König Jie regierte tyrannisch und misshandelte das Volk. Die Aufzeichnungen der späteren Qin-Dynastie berichtet, dass das Land in seinem letzten Regierungsjahr im Juli Morgenfrost auftrat. Schwere Regenfälle schwemmten die Häuser fort, heißes und kaltes Wetter wechselten sich chaotisch ab, und die Ernte verdarb.[1] Manche Wissenschaftler verbinden diese Ereignisse mit der weltweit registrierten Klimaanomalie der 1620er v. Chr., die womöglich durch die Minoische Eruption der Vulkaninsel Santorin ausgelöst wurde.
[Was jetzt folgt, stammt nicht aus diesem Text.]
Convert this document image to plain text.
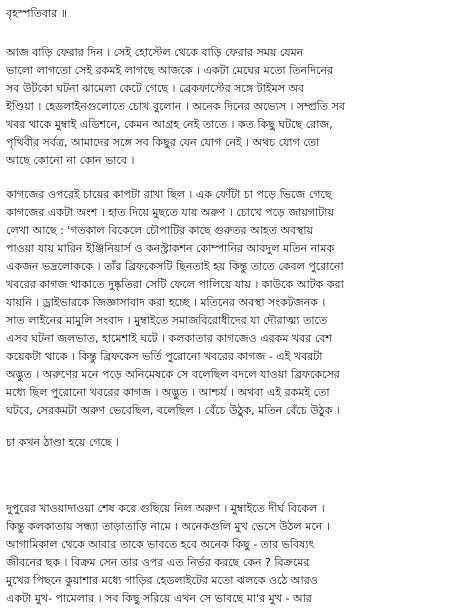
বৃহস্পতিবার ॥
আজ বাড়ি ফেরার দিন । সেই হোস্টেল থেকে বাড়ি ফেরার সময় যেমন
ভালো লাগতো সেই রকমই লাগছে আজকে । একটা মেঘের মতো তিনদিনের
সব উটকো ঘটনা ঝামেলা কেটে গেছে । ব্রেকফাস্টের সঙ্গে টাইমস অব
ইণ্ডিয়া । হেডলাইনগুলোতে চোখ বুলোন । অনেক দিনের অভ্যেস । সম্প্রতি সব
খবর থাকে মুম্বাই এডিশনে, কেমন আগ্রহ নেই তাতে । কত কিছু ঘটছে রোজ,
পৃথিবীর সর্বত্র, আমাদের সঙ্গে সব কিছুর যেন যোগ নেই । অথচ যোগ তো
আছে কোনো না কোন ভাবে ।
কাগজের ওপরেই চায়ের কাপটা রাখা ছিল । এক ফোঁটা চা পড়ে ভিজে গেছে
কাগজের একটা অংশ । হাত দিয়ে মুছতে যায় অরুণ । চোখে পড়ে জায়গাটায়
লেখা আছে : 'গতকাল বিকেলে চৌপাটির কাছে গুরুতর আহত অবস্থায়
পাওয়া যায় মারিন ইঞ্জিনিয়ার্স ও কনস্ট্রাকশন কোম্পানির আবদুল মতিন নামক
একজন ভদ্রলোককে । তাঁর ব্রিফকেসটি ছিনতাই হয় কিন্তু তাতে কেবল পুরোনো
খবরের কাগজ থাকাতে দুষ্কৃতিরা সেটি ফেলে পালিয়ে যায় । কাউকে আটক করা
যায়নি । ড্রাইভারকে জিজ্ঞাসাবাদ করা হচ্ছে । মতিনের অবস্থা সংকটজনক ।
সাত লাইনের মামুলি সংবাদ । মুম্বাইতে সমাজবিরোধীদের যা দৌরাত্ম্য তাতে
এসব ঘটনা জলভাত, হামেশাই ঘটে । কলকাতার কাগজেও এরকম খবর বেশ
কয়েকটা থাকে । কিন্তু ব্রিফকেস ভর্তি পুরোনো খবরের কাগজ - এই খবরটা
অদ্ভুত । অরুণের মনে পড়ে অনিমেষকে সে বলেছিল বদলে যাওয়া ব্রিফকেসের
মধ্যে ছিল পুরোনো খবরের কাগজ । অদ্ভুত । আশ্চর্য । অথবা এই রকমই তো
ঘটবে, সেরকমটা অরুণ ভেবেছিল, বলেছিল । বেঁচে উঠুক, মতিন বেঁচে উঠুক ।
চা কখন ঠাণ্ডা হয়ে গেছে ।
দুপুরের খাওয়াদাওয়া শেষ করে গুছিয়ে নিল অরুণ । মুম্বাইতে দীর্ঘ বিকেল ।
কিন্তু কলকাতায় সন্ধ্যা তাড়াতাড়ি নামে । অনেকগুলি মুখ ভেসে উঠল মনে ।
আগামিকাল থেকে আবার তাকে ভাবতে হবে অনেক কিছু - তার ভবিষ্যৎ
জীবনের ছক । বিক্রম সেন তার ওপর এত নির্ভর করছে কেন ? বিক্রমের
মুখের পিছনে কুয়াশার মধ্যে গাড়ির হেডলাইটের মতো ঝলকে ওঠে আরও
একটা মুখ- পামেলার । সব কিছু সরিয়ে এখন সে ভাবছে মা'র মুখ - আর
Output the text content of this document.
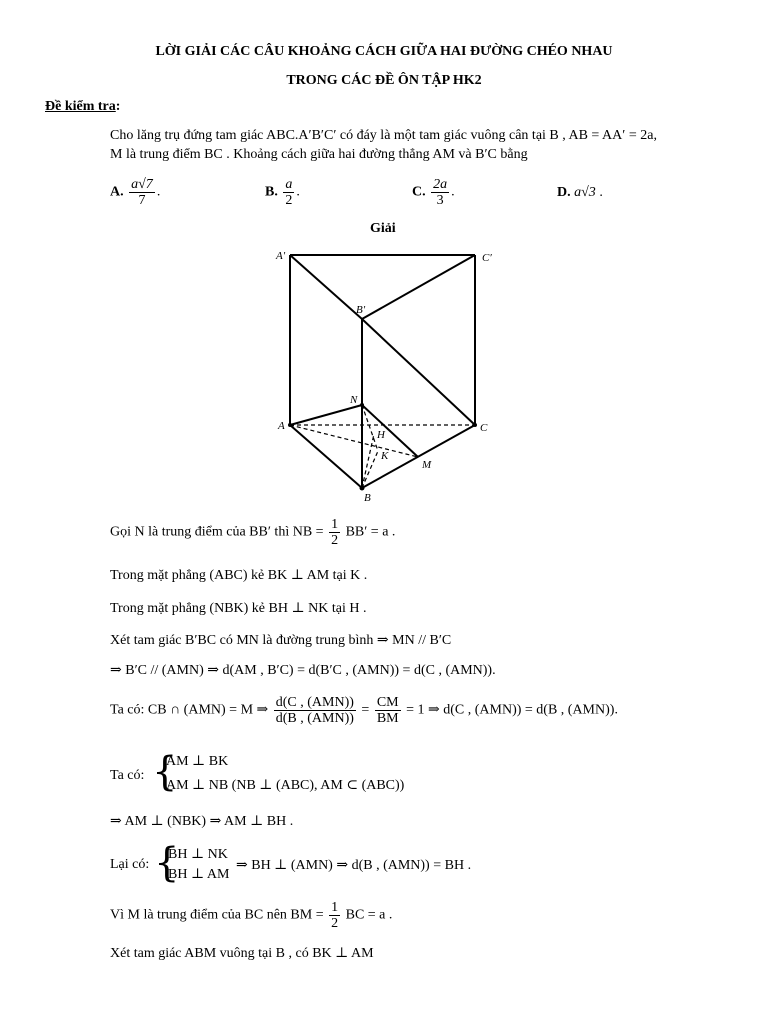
LỜI GIẢI CÁC CÂU KHOẢNG CÁCH GIỮA HAI ĐƯỜNG CHÉO NHAU
TRONG CÁC ĐỀ ÔN TẬP HK2
Đề kiểm tra:
Cho lăng trụ đứng tam giác ABC.A′B′C′ có đáy là một tam giác vuông cân tại B , AB = AA′ = 2a,
M là trung điểm BC . Khoảng cách giữa hai đường thẳng AM và B′C bằng
A. $\frac{a√7}{7}$ .	B. $\frac{a}{2}$ .	C. $\frac{2a}{3}$ .	D. a√3 .
Giải
A′	C′
B′
N
A
H
C
K
M
B
Gọi N là trung điểm của BB′ thì NB = $\frac{1}{2} BB' = a$ .
Trong mặt phẳng (ABC) kẻ BK ⊥ AM tại K .
Trong mặt phẳng (NBK) kẻ BH ⊥ NK tại H .
Xét tam giác B′BC có MN là đường trung bình ⇒ MN // B′C
⇒ B′C // (AMN) ⇒ d(AM , B′C) = d(B′C , (AMN)) = d(C , (AMN)).
Ta có: CB ∩ (AMN) = M ⇒ $\frac{\text{d(C , (AMN))}}{\text{d(B , (AMN))}} = \frac{CM}{BM} = 1$ ⇒ d(C , (AMN)) = d(B , (AMN)).
Ta có: {
AM ⊥ BK
AM ⊥ NB (NB ⊥ (ABC), AM ⊂ (ABC))
⇒ AM ⊥ (NBK) ⇒ AM ⊥ BH .
Lại có: {
BH ⊥ NK
BH ⊥ AM
⇒ BH ⊥ (AMN) ⇒ d(B , (AMN)) = BH .
Vì M là trung điểm của BC nên BM = $\frac{1}{2}$ BC = a .
Xét tam giác ABM vuông tại B , có BK ⊥ AM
Um 1700 v. Chr. konnte Cheng Tang, der Anführer der Shang im Osten, König Jie besiegen und die Xia-Dynastie zerstören. Er gründete die Shang-Dynastie.

Der Historiker Sima Qian verbindet den Ursprung der Xiongnu mit Chunwei, der möglicherweise ein Sohn von König Jie gewesen war. Diese Theorie wurde niemals bewiesen, noch widerlegt.

Referenzen

  1. Kevin Pang: Three Very Large Volcanic Eruptions in Antiquity and Their Effects on the Climate of the Ancient World, in: EOS (American Geophysical Union), 66 (46), 1985, S. 816.